Guppy fish have quite complex personalities, according to a recent study conducted by researchers at the Exeter University, England. These found that, when faced with stressful situations, each fish responded in its own way.
Their reactions were also broader than just being risk-taking or risk-averse ones.
Stress Reveals the Complex Personality of Guppy Fish
The team of scientists, of the Exeter University Centre for Ecology and Conservation, studied the individual reactions of Trinidadian guppy fish. These were faced with diverse stressful situations, specially designed to trigger various stress levels.
In doing so, the team of researchers reported detecting significant differences in the reactions of the fish. According to the team, these could also not be explained by just applying a risk-averse or risk-taking behavior stamp.
The fish were reported to have returned widely different reactions to the same situation. For example, the fish were placed in an unfamiliar environment. While some of them tried to hide, and other to escape, some fish were ‘cautiously’ exploring this new habitat.
Tom Houslay, one of the researchers involved, states that the reactions of the guppy fish were different and “consistent” over time and also in diverse environments or different situations.
“So, while the behaviour of all the guppies changed depending on the situation – for example, all becoming more cautious in more stressful situations – the relative differences between individuals remained intact,” continued Houslay.
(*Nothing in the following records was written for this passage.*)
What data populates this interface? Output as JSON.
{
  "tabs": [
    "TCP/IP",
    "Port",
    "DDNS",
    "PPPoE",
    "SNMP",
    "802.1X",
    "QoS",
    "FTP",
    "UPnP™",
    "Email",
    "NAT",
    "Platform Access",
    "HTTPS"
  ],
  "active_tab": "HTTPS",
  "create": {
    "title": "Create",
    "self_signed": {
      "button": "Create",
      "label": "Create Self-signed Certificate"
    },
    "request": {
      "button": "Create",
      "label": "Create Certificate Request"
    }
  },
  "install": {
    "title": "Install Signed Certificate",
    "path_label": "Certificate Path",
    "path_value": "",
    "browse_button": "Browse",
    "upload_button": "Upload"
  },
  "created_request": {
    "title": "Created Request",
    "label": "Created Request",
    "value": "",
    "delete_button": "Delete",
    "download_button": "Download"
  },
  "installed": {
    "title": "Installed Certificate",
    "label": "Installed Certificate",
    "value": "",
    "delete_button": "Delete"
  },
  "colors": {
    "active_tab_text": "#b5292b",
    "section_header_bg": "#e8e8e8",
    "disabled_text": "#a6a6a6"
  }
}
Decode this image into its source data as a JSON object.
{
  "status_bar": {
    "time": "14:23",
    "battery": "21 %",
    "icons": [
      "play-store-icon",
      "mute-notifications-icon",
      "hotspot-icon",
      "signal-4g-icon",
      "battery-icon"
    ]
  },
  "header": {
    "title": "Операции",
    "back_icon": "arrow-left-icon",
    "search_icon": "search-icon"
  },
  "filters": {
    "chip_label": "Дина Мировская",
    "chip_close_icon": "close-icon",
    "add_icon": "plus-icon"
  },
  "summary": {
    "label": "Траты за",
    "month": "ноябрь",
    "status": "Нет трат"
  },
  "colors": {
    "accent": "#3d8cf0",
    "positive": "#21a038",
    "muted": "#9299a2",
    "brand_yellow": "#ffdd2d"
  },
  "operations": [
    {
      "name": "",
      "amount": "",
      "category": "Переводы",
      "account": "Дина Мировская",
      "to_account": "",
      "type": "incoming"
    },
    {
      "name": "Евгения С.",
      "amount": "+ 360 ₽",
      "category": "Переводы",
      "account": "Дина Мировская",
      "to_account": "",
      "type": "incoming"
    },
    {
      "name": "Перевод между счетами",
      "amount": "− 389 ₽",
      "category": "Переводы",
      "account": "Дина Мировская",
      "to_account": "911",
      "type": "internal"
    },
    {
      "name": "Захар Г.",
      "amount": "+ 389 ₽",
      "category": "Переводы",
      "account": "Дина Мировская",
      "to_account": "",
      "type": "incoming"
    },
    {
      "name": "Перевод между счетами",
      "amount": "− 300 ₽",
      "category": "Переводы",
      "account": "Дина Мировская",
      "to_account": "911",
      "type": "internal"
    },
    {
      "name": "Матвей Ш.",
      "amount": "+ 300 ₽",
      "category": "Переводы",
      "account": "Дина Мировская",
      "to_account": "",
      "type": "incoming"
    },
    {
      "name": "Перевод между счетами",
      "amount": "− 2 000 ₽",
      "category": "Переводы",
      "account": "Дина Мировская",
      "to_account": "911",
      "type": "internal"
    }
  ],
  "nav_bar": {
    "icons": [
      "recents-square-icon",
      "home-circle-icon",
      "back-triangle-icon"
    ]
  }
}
The researchers will now look to determine why and what led to the development of these fish’s complex personalities. So the next phase of the study will reportedly target to find the genetics behind these personalities and their associated traits.
Alastair Wilson, also part of the study, explains that the team will try and establish the relation between personality and other “facets of life”. Or to what degree this is driven by genetic and not environmental factors.
He explains that the ‘real goal’ is to better understand the “evolutionary processes”.
A study paper with the current study results is available in the journal Functional Ecology.